Liff died Feb. 25 after a long battle with a brain tumor. He was 52.
Liff, with his business partner Geoffrey Johnson, ran Johnson Liff Associates, one of the theater industry's most respected and successful casting agencies for three decades, having cast more than 60 productions including The Phantom of the Opera, Les Misérables, Miss Saigon, The Producers, Cats, Sunset Boulevard, The Wiz, Ain't Misbehavin', Amadeus, Guys and Dolls and Contact, among many others.
Participants in Liff's memorial service, which is open to the public, will include performances by Peter Gallagher, Rebecca Luker, Anne Runolfsson, Randy Graff, Judy Kuhn, Doug Webster, Willy Falk, Liz Callaway, Cristiana Pegoraro, Cady Huffman, Norm Lewis, Emily Skinner, Lauren Kennedy; and tributes by Biff Liff, Martha Smith, Geoff Johnson, Susan Stroman, Cameron Mackintosh, Frank Vlastnik, Billy Rosenfeld, Ken Yung and Ursala Liff.
Less than two months before Liff's death, Johnson-Liff, the casting office which has been a major force on Broadway for three decades, closed its doors Dec. 31, 2002. The firm's two partners, Geoffrey Johnson and Liff, together with their many associates over the years, cast and recast more than 60 Broadway shows, and scores of touring productions, including some of the biggest hits in theatre history.

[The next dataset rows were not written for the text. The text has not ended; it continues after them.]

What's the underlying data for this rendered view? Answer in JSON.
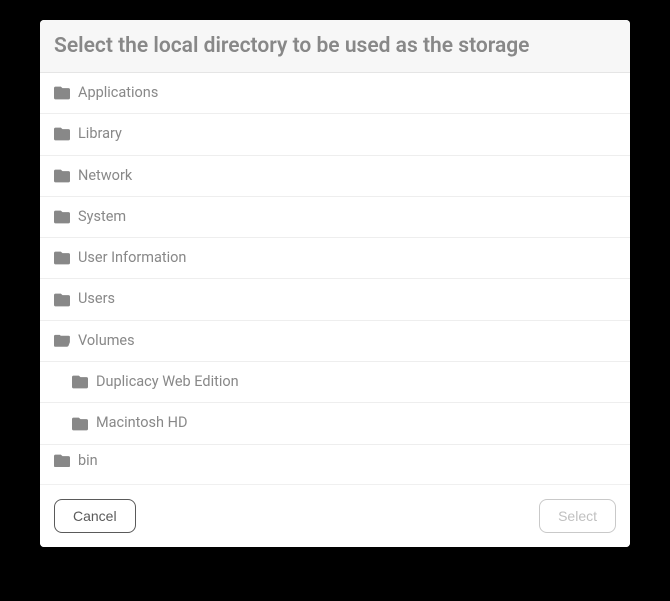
{
  "dialog": {
    "title": "Select the local directory to be used as the storage"
  },
  "tree": {
    "items": [
      {
        "label": "Applications",
        "open": false,
        "depth": 0
      },
      {
        "label": "Library",
        "open": false,
        "depth": 0
      },
      {
        "label": "Network",
        "open": false,
        "depth": 0
      },
      {
        "label": "System",
        "open": false,
        "depth": 0
      },
      {
        "label": "User Information",
        "open": false,
        "depth": 0
      },
      {
        "label": "Users",
        "open": false,
        "depth": 0
      },
      {
        "label": "Volumes",
        "open": true,
        "depth": 0
      },
      {
        "label": "Duplicacy Web Edition",
        "open": false,
        "depth": 1
      },
      {
        "label": "Macintosh HD",
        "open": false,
        "depth": 1
      },
      {
        "label": "bin",
        "open": false,
        "depth": 0
      }
    ]
  },
  "buttons": {
    "cancel": "Cancel",
    "select": "Select"
  }
}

Liff had a reputation for being kind to actors, treating them respectfully in auditions and going the extra mile when he believed in them. Actress Cady Huffman thanked Liff in her Tony Award acceptance speech for her work in The Producers. He had liked her in The Will Rogers Follies, cast her later in Steel Pier and remained loyal to her work, selling her talent to Mel Brooks, who trusted his judgment.
Members of the acting and theatre community told Playbill On-Line Feb. 26 there are times when casting directors create a cold and negative atmosphere, but that this was not the environment on Liff's watch.

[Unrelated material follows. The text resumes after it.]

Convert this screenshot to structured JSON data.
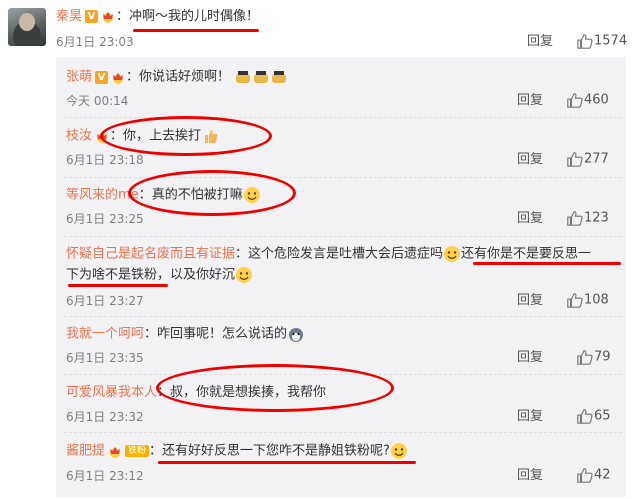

Colleague Tara Rubin, a casting director who started as an assistant at Johnson-Liff 15 years ago and now runs her own office, told Playbill On-Line: "Vinnie loved actors and he had a great passion for casting, a great passion for the theatre. And he had an incredible memory."
Along with Johnson, Liff taught Rubin the tricks of the trade, she said. "He used to tell me that it's much easier to say 'no' than to say 'yes' and he always was looking for a reason to say yes," Rubin explained. "I think the loving care he took with each individual was important."
Rubin said Liff immersed himself in theatre from an early age, reading Theatre World volumes when most boys were swapping baseball cards or reading comic books.
One of the duties of the job that Liff embraced was the "open call," a chore not all casting directors relish. In the early days of Les Miz and Miss Saigon, Johnson or Liff would attend cattle calls in New York or around the country, hoping to find something special in the crowd.
"The nature of many of the projects that he worked on allowed him to cast a lot of people from open calls who might otherwise have been overlooked by a less vigilant eye," Rubin said. "An open call was an exciting day for him. If five people emerged from a day of 200 people, he felt he had a successful day."
There were times when he was casting Miss Saigon from an open call, Rubin said, and he would find an actress and place her in the ensemble knowing that she would have the stuff to graduate to the lead role of Kim.
"He would recognize a glimmer of talent, and know that, in a year, she could play Kim," Rubin said. "That's unusual to a long-running show—Daring to be bold enough to say to a producer or to yourself: 'You may not see it now, but I believe it's there.'"
"He was incredibly kind and caring about the business and everybody in it," said former business partner Geoff Johnson, who is still packing up the Johnson-Liff offices in Manhattan before he retires. "I'm not talking just actors, but the producers and the directors he worked with. I think he was very honest and he stood by his beliefs and had integrity. If he believed in an actor he would talk to a director and producer and push."
Johnson said he and Liff didn't like to use the word "discovered."
"We never say we 'discovered' someone, we just gave them an opportunity — that's what casting directors do," Johnson said. "And he worked very, very hard to give that opportunity."
Back when the office handled the original run of Grease, actors cast included Peter Gallagher and Patrick Swayze. Johnson-Liff also cast a young John Travolta in the national tour of Grease.
At a recent cocktail reception given by the producer Scott Rudin, who started out in the Johnson-Liff office, the actor Peter Gallagher gave tribute to Liff and thanked him for helping the actor through his first major musical audition, for Grease.
Vincent Graham Liff was born in 1950 in West Hartford, CT, and educated at Kalamazoo College, in Michigan. He interned at the New York Shakespeare Festival before being assistant casting director at Otto & Windsor casting, the first independent casting office in New York. Johnson Liff was founded in 1976.
Survivors include his father, brother, sister, four nieces, one nephew and his companion, Ken Yung. Liff's uncle is the famous agent, Biff Liff.